Week 54: From ‘Guðrúnarkviða’

Old Norse skaldic poetry, with its convoluted syntax and formulaic use of ‘kennings’, is likely to seem too contrived to appeal much nowadays, but the far more straightforward eddic poetry is another matter, and with due concession to the sensibilities of a more heroic age the modern reader can feel quite at home in it. Here is a section from the Guðrúnarkviða, the lament of Gudrun for her dead husband, the dragon-slaying Sigurd, after his death at the hands of Gjuki’s sons. I love the way the rhetoric shifts suddenly at the end into the simple pathos of a woman missing her ‘málvinr’, literally her ‘talk-friend’. I append my own translation, but even if you may not know the language try to hear the alliterative beat of the original. 

By the way, Tolkien enthusiasts will rejoice to meet here the original of the Arkenstone, that lies on the breast of Thorin under Lonely Mountain. 

Svá var minn Sigurðr hjá sonum Gjúka
sem væri geirlaukr ór grasi vaxinn,
eða hjörtr hábeinn um hvössum dyrum,
eða gull glód-rautt af grá silfri,
eða væri bjartr steinn á band dreginn,
jarknasteinn yfir öðlingum.
Ek þótta ok þjóðans rekkum
hverri hæri Herjans dísi;
nú em ek svá lítil sem lauf séi
oft í jölstrum at jöfur dauðan.
Sakna ek i sessa ok i saeingu
Mins málvinar… 

My Sigurd stood above the sons of Gjuki
As the tall spear-leek stands above the grass
Or the long-legged hart above the lesser beasts
Or the red gold above grey silver
Or as if he were the bright stone on a bracelet,
The arkenstone, precious among princes.
And I myself seemed to the leader of men
A maid of Odin’s hosts, higher than any.
Now I am nothing, like a leafless tree
Laid low by my king’s death, at board and bed
Missing my good gossip…

4 thoughts on “Week 54: From ‘Guðrúnarkviða’

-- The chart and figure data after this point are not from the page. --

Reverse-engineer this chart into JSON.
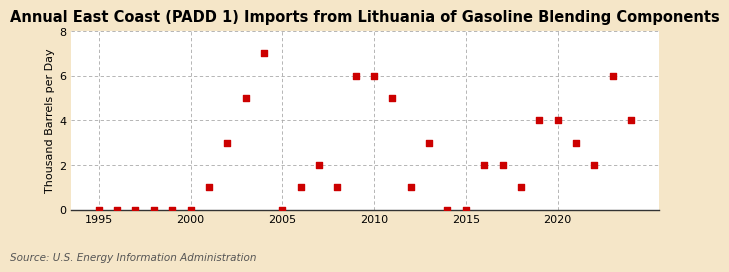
{
  "title": "Annual East Coast (PADD 1) Imports from Lithuania of Gasoline Blending Components",
  "ylabel": "Thousand Barrels per Day",
  "source": "Source: U.S. Energy Information Administration",
  "background_color": "#f5e6c8",
  "plot_background_color": "#ffffff",
  "marker_color": "#cc0000",
  "grid_color": "#aaaaaa",
  "years": [
    1995,
    1996,
    1997,
    1998,
    1999,
    2000,
    2001,
    2002,
    2003,
    2004,
    2005,
    2006,
    2007,
    2008,
    2009,
    2010,
    2011,
    2012,
    2013,
    2014,
    2015,
    2016,
    2017,
    2018,
    2019,
    2020,
    2021,
    2022,
    2023,
    2024
  ],
  "values": [
    0,
    0,
    0,
    0,
    0,
    0,
    1,
    3,
    5,
    7,
    0,
    1,
    2,
    1,
    6,
    6,
    5,
    1,
    3,
    0,
    0,
    2,
    2,
    1,
    4,
    4,
    3,
    2,
    6,
    4
  ],
  "xlim": [
    1993.5,
    2025.5
  ],
  "ylim": [
    0,
    8
  ],
  "yticks": [
    0,
    2,
    4,
    6,
    8
  ],
  "xticks": [
    1995,
    2000,
    2005,
    2010,
    2015,
    2020
  ],
  "title_fontsize": 10.5,
  "label_fontsize": 8,
  "tick_fontsize": 8,
  "source_fontsize": 7.5
}
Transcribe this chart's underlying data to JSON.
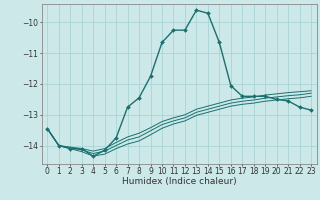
{
  "xlabel": "Humidex (Indice chaleur)",
  "ylabel": "",
  "bg_color": "#cce8e8",
  "grid_color": "#aad4d4",
  "line_color": "#1a7070",
  "xlim": [
    -0.5,
    23.5
  ],
  "ylim": [
    -14.6,
    -9.4
  ],
  "yticks": [
    -14,
    -13,
    -12,
    -11,
    -10
  ],
  "xticks": [
    0,
    1,
    2,
    3,
    4,
    5,
    6,
    7,
    8,
    9,
    10,
    11,
    12,
    13,
    14,
    15,
    16,
    17,
    18,
    19,
    20,
    21,
    22,
    23
  ],
  "xtick_labels": [
    "0",
    "1",
    "2",
    "3",
    "4",
    "5",
    "6",
    "7",
    "8",
    "9",
    "10",
    "11",
    "12",
    "13",
    "14",
    "15",
    "16",
    "17",
    "18",
    "19",
    "20",
    "21",
    "22",
    "23"
  ],
  "main_x": [
    0,
    1,
    2,
    3,
    4,
    5,
    6,
    7,
    8,
    9,
    10,
    11,
    12,
    13,
    14,
    15,
    16,
    17,
    18,
    19,
    20,
    21,
    22,
    23
  ],
  "main_y": [
    -13.45,
    -14.0,
    -14.1,
    -14.1,
    -14.35,
    -14.15,
    -13.75,
    -12.75,
    -12.45,
    -11.75,
    -10.65,
    -10.25,
    -10.25,
    -9.6,
    -9.7,
    -10.65,
    -12.05,
    -12.4,
    -12.4,
    -12.4,
    -12.5,
    -12.55,
    -12.75,
    -12.85
  ],
  "line1_x": [
    0,
    1,
    2,
    3,
    4,
    5,
    6,
    7,
    8,
    9,
    10,
    11,
    12,
    13,
    14,
    15,
    16,
    17,
    18,
    19,
    20,
    21,
    22,
    23
  ],
  "line1_y": [
    -13.45,
    -14.0,
    -14.05,
    -14.1,
    -14.18,
    -14.1,
    -13.9,
    -13.72,
    -13.6,
    -13.42,
    -13.22,
    -13.1,
    -13.0,
    -12.82,
    -12.72,
    -12.62,
    -12.52,
    -12.46,
    -12.42,
    -12.36,
    -12.32,
    -12.28,
    -12.25,
    -12.22
  ],
  "line2_x": [
    0,
    1,
    2,
    3,
    4,
    5,
    6,
    7,
    8,
    9,
    10,
    11,
    12,
    13,
    14,
    15,
    16,
    17,
    18,
    19,
    20,
    21,
    22,
    23
  ],
  "line2_y": [
    -13.45,
    -14.0,
    -14.08,
    -14.14,
    -14.26,
    -14.18,
    -14.0,
    -13.82,
    -13.72,
    -13.52,
    -13.32,
    -13.2,
    -13.1,
    -12.92,
    -12.82,
    -12.72,
    -12.62,
    -12.56,
    -12.52,
    -12.46,
    -12.42,
    -12.38,
    -12.35,
    -12.3
  ],
  "line3_x": [
    0,
    1,
    2,
    3,
    4,
    5,
    6,
    7,
    8,
    9,
    10,
    11,
    12,
    13,
    14,
    15,
    16,
    17,
    18,
    19,
    20,
    21,
    22,
    23
  ],
  "line3_y": [
    -13.45,
    -14.0,
    -14.1,
    -14.2,
    -14.34,
    -14.28,
    -14.1,
    -13.95,
    -13.85,
    -13.65,
    -13.44,
    -13.3,
    -13.2,
    -13.02,
    -12.92,
    -12.82,
    -12.72,
    -12.66,
    -12.62,
    -12.56,
    -12.52,
    -12.48,
    -12.45,
    -12.4
  ]
}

  1. Hi David, Gjuki’s sons, the murderers of her husband, are her own brothers? Is that correct? I like to know who’s who!

    • Basically yes, Gjuki was the father of Gunnar and Hogni, Gudrun’s brothers. But it’s a bit complicated because there are several versions of the legendarium, both in Old Norse and Old High German: you’ve got various lays in the Elder Edda, you’ve got a version in the Prose Edda, and of course you’ve got the Nibelungenlied. In the Old High German version, it is indeed Hogni (Hagen) who kills Sigurd (Siegfried), but in an Old Norse one, which is more relevant here, it is a step-brother Gotthorm who does the actual deed, though Gunnar and Hogni are still party to it, the whole thing having been precipitated by a quarrel between Gudrun and Brynhild, who had been tricked into marrying Gunnar when Sigurd took on Gunnar’s form to win her. If you want to know more, you could do worse than start with William Morris’s long epic poem ‘The Tale of Sigurd the Volsung and the Fall of the Niblungs’. It’s a fine poem in its way, so long as you accept a great deal of archaic diction – I can take a lot of it myself, but I know it’s not everyone’s cup of tea.

      • Hi David, thanks for your reply. I had a very quick look at the Morris poem. Here’s the start of his version of Gudrun’s speech: “O ye, e’en such was my Sigurd among these Giuki’s sons, / As the hart with the horns day-brightened mid the forest-creeping ones; / As the spear-leek fraught with wisdom mid the lowly garden grass; / As the gem on the gold band’s midmost when the council cometh to pass, …”.

      • Yes, the Morris version is really too padded and wordy; eddic poetry is quite terse. But Morris went with these rather long verse lines and I guess needed to fill them.